Mais il n'en est pas aussi vrai sur le plan économique, où la population attend des résultats concrets. Le discours libéral ni droite ni gauche a séduit un tiers des français, assez pour porter Marcon à la tête de l'Etat. Un tiers a voté contre, le dernier tiers ne s'est pas opposé, acceptant de prendre le risque d'essayer un libéralisme durci, l'interventionisme n'ayant pas fait ses preuves.

Alors on libéralise. On assouplit le code du travail, en facilitant notamment les licenciements collectifs, que la réglementation des plans sociaux rendait trop "tatillonne" aux yeux des patrons. Sur ce plan, le succès est là, quand on voit les entreprises qui se jettent sur cette nouvelle faculté, même si, comme PSA, elles engrangent des bénéfices inégalés. Dérèglementer pour libérer le travail a d'abord pour effet de libérer les licenciements !

L'autre volet de la politique macronienne est la fiscalité. Pour résumer, et caricaturer un peu, cesser d'embêter les riches avec une fiscalité dissuasive, qui fait fuir les français en dehors de l'hexagone, et fait repoussoir aux non-résidents. Supprimons donc l'ISF, allégeons la fiscalité sur les valeurs mobilières, diminuons  la fiscalité des entreprises, augmentons celle des classes moyennes et des retraités! Tant pis si la France a toujours été un pays d'investissement, tant pis si la fiscalité n'est pas le principal argument pour les placements des riches dans les îles vierges de tous impôts.  

Mal-être croissant

Le gouvernement bénéficie d'une conjoncture internationale favorable, et aussi des mesures prises par le précédent gouvernement. Tant mieux. Mais un taux de croissance, en soi, ne signifie rien, s'il n'a pas d'impact sur le niveau et la qualité de vie des gens.

Dans le monde capitaliste qui est le nôtre, les fruits de la croissance sont accaparés par un nombre de plus en plus restreint de personnes, donnant le sentiment aux deux tiers des agents économiques de ne pas tirer profit de leurs efforts. Car le monde du travail se durcit. Si les conditions de travail des mineurs et des ouvriers du XIXème siècle ne sont plus qu'un souvenir, et c'est tant mieux, le travail à la chaîne,  la pression commerciale, le travail en plate-forme, le productivisme qui gagne tous les emplois, publics et privés, commerciaux ou service public, le règne des "cost killers", font perdre au travail une grande part de son sens. Une pression grandissante à l'infini, des salaires qui stagnent, l'impossibilité de faire un travail de qualité et humain, et le mal-être au travail s'accroît. La conscience commence à prendre vie, on parle désormais de bienveillance, mais c'est le résultat financier qui dirige le monde, qui plus est accaparé par quelques uns seulement.

 

Imposture ?

Alors que le macronisme veut croire dans le tout libéral, y compris pour le service public, la révolte gronde dans les hôpitaux, les tribunaux et les prisons, les écoles et l'Université, l'armée et la police, les élus locaux. 
Les entreprises continuent à réserver aux seuls actionnaires, dirrigeants et cadres sup les fruits du travail de tous les salariés, et on en est réduit à prélever sur les retraités pour accorder quelques euros supplémentaires aux plus modestes, et quelques centaines aux cadres suoérieurs.
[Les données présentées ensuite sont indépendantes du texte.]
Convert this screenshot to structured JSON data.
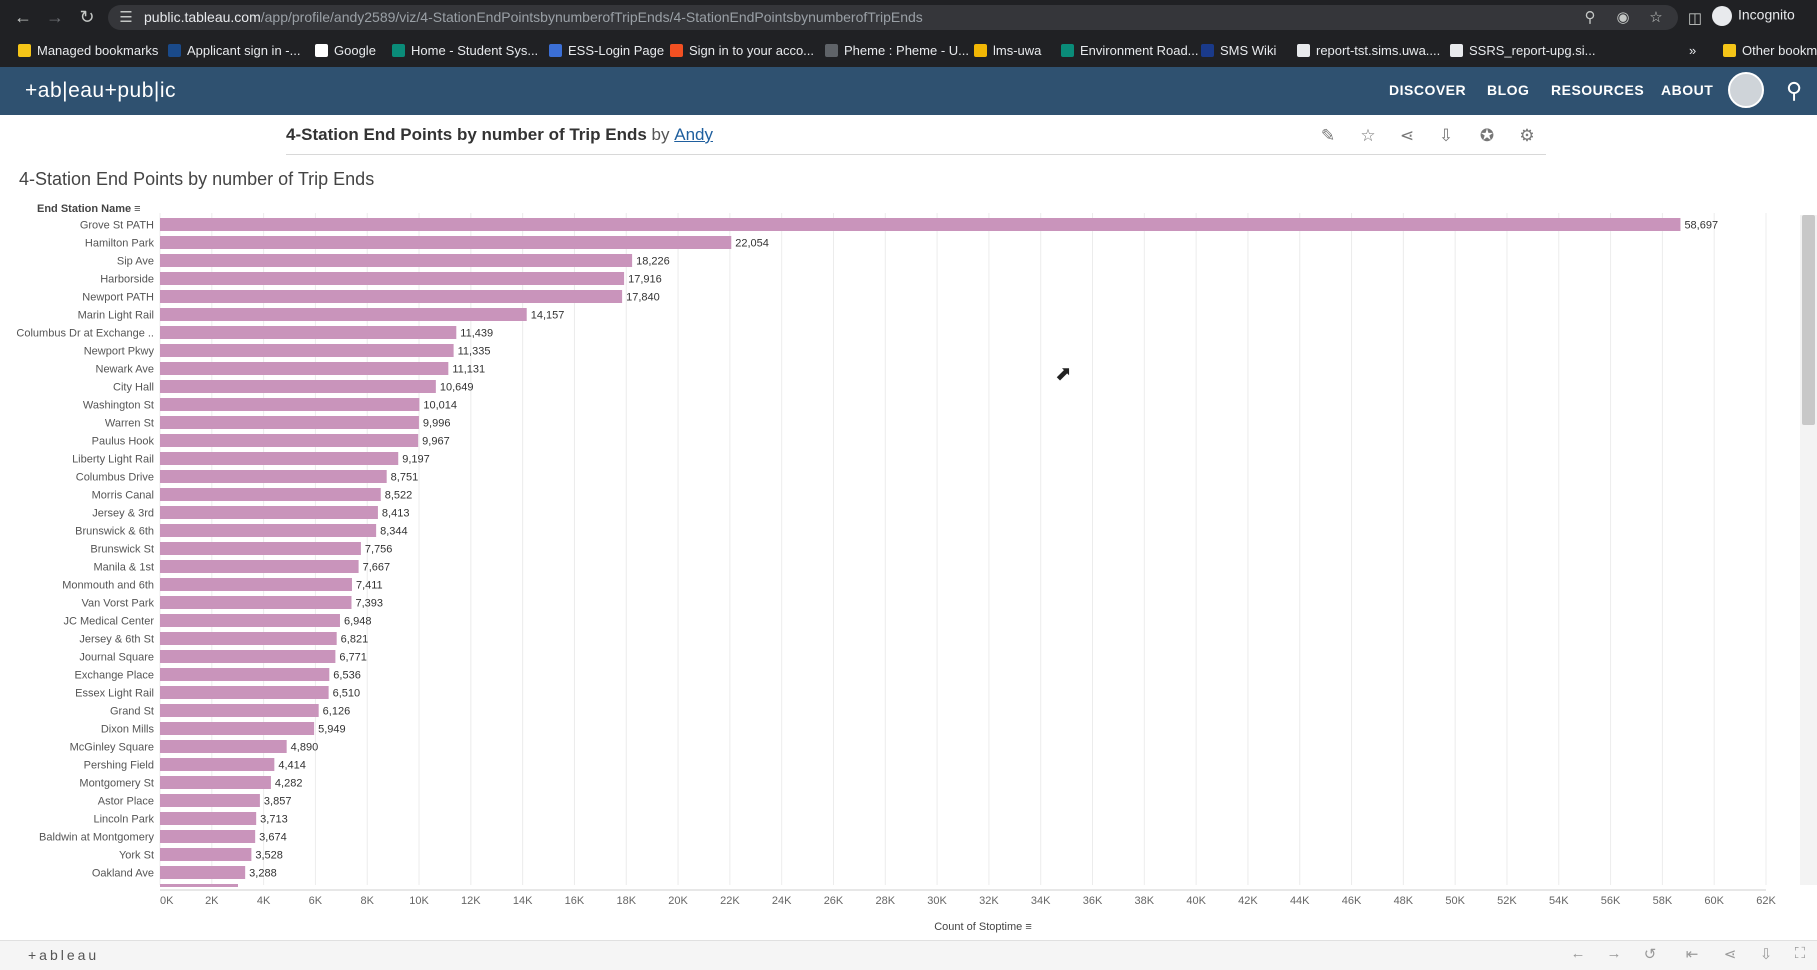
{
  "browser": {
    "url_host": "public.tableau.com",
    "url_path": "/app/profile/andy2589/viz/4-StationEndPointsbynumberofTripEnds/4-StationEndPointsbynumberofTripEnds",
    "incognito_label": "Incognito"
  },
  "bookmarks": [
    {
      "label": "Managed bookmarks",
      "color": "#f5c518"
    },
    {
      "label": "Applicant sign in -...",
      "color": "#1a4a8a"
    },
    {
      "label": "Google",
      "color": "#ffffff"
    },
    {
      "label": "Home - Student Sys...",
      "color": "#0a8c79"
    },
    {
      "label": "ESS-Login Page",
      "color": "#3b6fd6"
    },
    {
      "label": "Sign in to your acco...",
      "color": "#f25022"
    },
    {
      "label": "Pheme : Pheme - U...",
      "color": "#5f6368"
    },
    {
      "label": "lms-uwa",
      "color": "#f2b705"
    },
    {
      "label": "Environment Road...",
      "color": "#0a8c79"
    },
    {
      "label": "SMS Wiki",
      "color": "#1a3a8a"
    },
    {
      "label": "report-tst.sims.uwa....",
      "color": "#e8eaed"
    },
    {
      "label": "SSRS_report-upg.si...",
      "color": "#e8eaed"
    }
  ],
  "bookmarks_more": "»",
  "bookmarks_other": "Other bookm",
  "tableau": {
    "logo": "+ab|eau+pub|ic",
    "nav": [
      "DISCOVER",
      "BLOG",
      "RESOURCES",
      "ABOUT"
    ]
  },
  "viz": {
    "title": "4-Station End Points by number of Trip Ends",
    "by": "by",
    "author": "Andy",
    "sheet_title": "4-Station End Points by number of Trip Ends"
  },
  "footer": {
    "logo": "+ableau"
  },
  "chart_data": {
    "type": "bar",
    "orientation": "horizontal",
    "ylabel": "End Station Name",
    "xlabel": "Count of Stoptime",
    "xlim": [
      0,
      62000
    ],
    "xticks": [
      "0K",
      "2K",
      "4K",
      "6K",
      "8K",
      "10K",
      "12K",
      "14K",
      "16K",
      "18K",
      "20K",
      "22K",
      "24K",
      "26K",
      "28K",
      "30K",
      "32K",
      "34K",
      "36K",
      "38K",
      "40K",
      "42K",
      "44K",
      "46K",
      "48K",
      "50K",
      "52K",
      "54K",
      "56K",
      "58K",
      "60K",
      "62K"
    ],
    "bar_color": "#c994bb",
    "categories": [
      "Grove St PATH",
      "Hamilton Park",
      "Sip Ave",
      "Harborside",
      "Newport PATH",
      "Marin Light Rail",
      "Columbus Dr at Exchange ..",
      "Newport Pkwy",
      "Newark Ave",
      "City Hall",
      "Washington St",
      "Warren St",
      "Paulus Hook",
      "Liberty Light Rail",
      "Columbus Drive",
      "Morris Canal",
      "Jersey & 3rd",
      "Brunswick & 6th",
      "Brunswick St",
      "Manila & 1st",
      "Monmouth and 6th",
      "Van Vorst Park",
      "JC Medical Center",
      "Jersey & 6th St",
      "Journal Square",
      "Exchange Place",
      "Essex Light Rail",
      "Grand St",
      "Dixon Mills",
      "McGinley Square",
      "Pershing Field",
      "Montgomery St",
      "Astor Place",
      "Lincoln Park",
      "Baldwin at Montgomery",
      "York St",
      "Oakland Ave"
    ],
    "values": [
      58697,
      22054,
      18226,
      17916,
      17840,
      14157,
      11439,
      11335,
      11131,
      10649,
      10014,
      9996,
      9967,
      9197,
      8751,
      8522,
      8413,
      8344,
      7756,
      7667,
      7411,
      7393,
      6948,
      6821,
      6771,
      6536,
      6510,
      6126,
      5949,
      4890,
      4414,
      4282,
      3857,
      3713,
      3674,
      3528,
      3288
    ],
    "labels": [
      "58,697",
      "22,054",
      "18,226",
      "17,916",
      "17,840",
      "14,157",
      "11,439",
      "11,335",
      "11,131",
      "10,649",
      "10,014",
      "9,996",
      "9,967",
      "9,197",
      "8,751",
      "8,522",
      "8,413",
      "8,344",
      "7,756",
      "7,667",
      "7,411",
      "7,393",
      "6,948",
      "6,821",
      "6,771",
      "6,536",
      "6,510",
      "6,126",
      "5,949",
      "4,890",
      "4,414",
      "4,282",
      "3,857",
      "3,713",
      "3,674",
      "3,528",
      "3,288"
    ]
  }
}
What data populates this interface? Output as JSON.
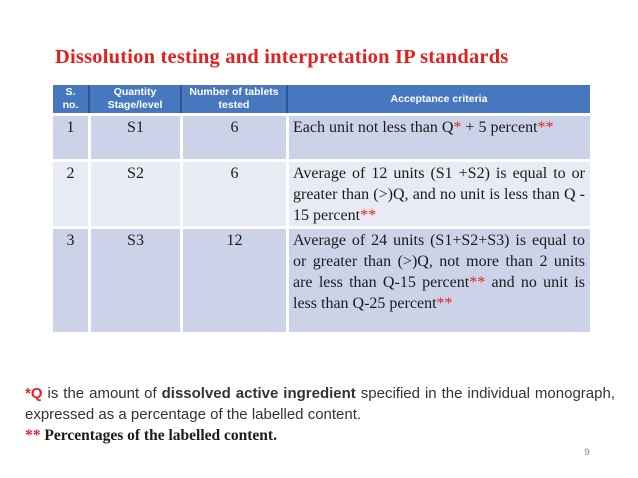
{
  "slide": {
    "title": "Dissolution testing and interpretation IP standards",
    "page_number": "9"
  },
  "colors": {
    "title_red": "#E3201D",
    "accent_red": "#ED1C24",
    "header_blue": "#4778BF",
    "header_divider_blue": "#2E5496",
    "row_band_dark": "#CCD3E9",
    "row_band_light": "#E9EBF4",
    "header_text": "#FFFFFF",
    "body_text": "#1B1B1B",
    "page_number_gray": "#808080"
  },
  "table": {
    "headers": [
      "S.\nno.",
      "Quantity\nStage/level",
      "Number of tablets\ntested",
      "Acceptance criteria"
    ],
    "rows": [
      {
        "s_no": "1",
        "stage": "S1",
        "tablets": "6",
        "criteria": [
          {
            "text": "Each unit not less than Q"
          },
          {
            "text": "*",
            "style": "red"
          },
          {
            "text": " + 5 percent"
          },
          {
            "text": "**",
            "style": "red"
          }
        ]
      },
      {
        "s_no": "2",
        "stage": "S2",
        "tablets": "6",
        "criteria": [
          {
            "text": "Average of 12 units (S1 +S2) is equal to or greater than (>)Q, and no unit is less than Q - 15 percent"
          },
          {
            "text": "**",
            "style": "red"
          }
        ]
      },
      {
        "s_no": "3",
        "stage": "S3",
        "tablets": "12",
        "criteria": [
          {
            "text": "Average of 24 units (S1+S2+S3) is equal to or greater than (>)Q, not more than 2 units are less than Q-15 percent"
          },
          {
            "text": "**",
            "style": "red"
          },
          {
            "text": " and no unit is less than Q-25 percent"
          },
          {
            "text": "**",
            "style": "red"
          }
        ]
      }
    ]
  },
  "footnotes": {
    "q_note": [
      {
        "text": "*Q",
        "style": "red-bold"
      },
      {
        "text": " is the amount of "
      },
      {
        "text": "dissolved active ingredient",
        "style": "bold"
      },
      {
        "text": " specified in the individual monograph, expressed as a percentage of the labelled content."
      }
    ],
    "percent_note": [
      {
        "text": "** ",
        "style": "red-bold"
      },
      {
        "text": "Percentages of the labelled content.",
        "style": "bold"
      }
    ]
  }
}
N'est-ce pas aux entreprises qu'il appartient de s'occuper du pouvoir d'achat des gens qui contribuent à sa richesse ?  

Macron et La République en Marche ont été élus parce qu'ils semblaient être un espoir pour les français. Où est-il aujourd'hui ? Le pouvoir d'achat stagne, les inégalités s'accentuent, le service public appelé à être allége de 120 000 personnes est promis à poursuivre son inexorable dégradation. La vision de la société macronienne est libérale non interventioniste. Or on sait que la liberté sans contrôle profite aux plus forts. Il faut relire Marx.

Fort du vide de l'opposition, Emmanuel Macron nage en pleine confiance. Le réveil va être brutal, quand tout le monde prendra conscience que l'espoir qui l'a porté au pouvoir n'est qu'écran de fumée.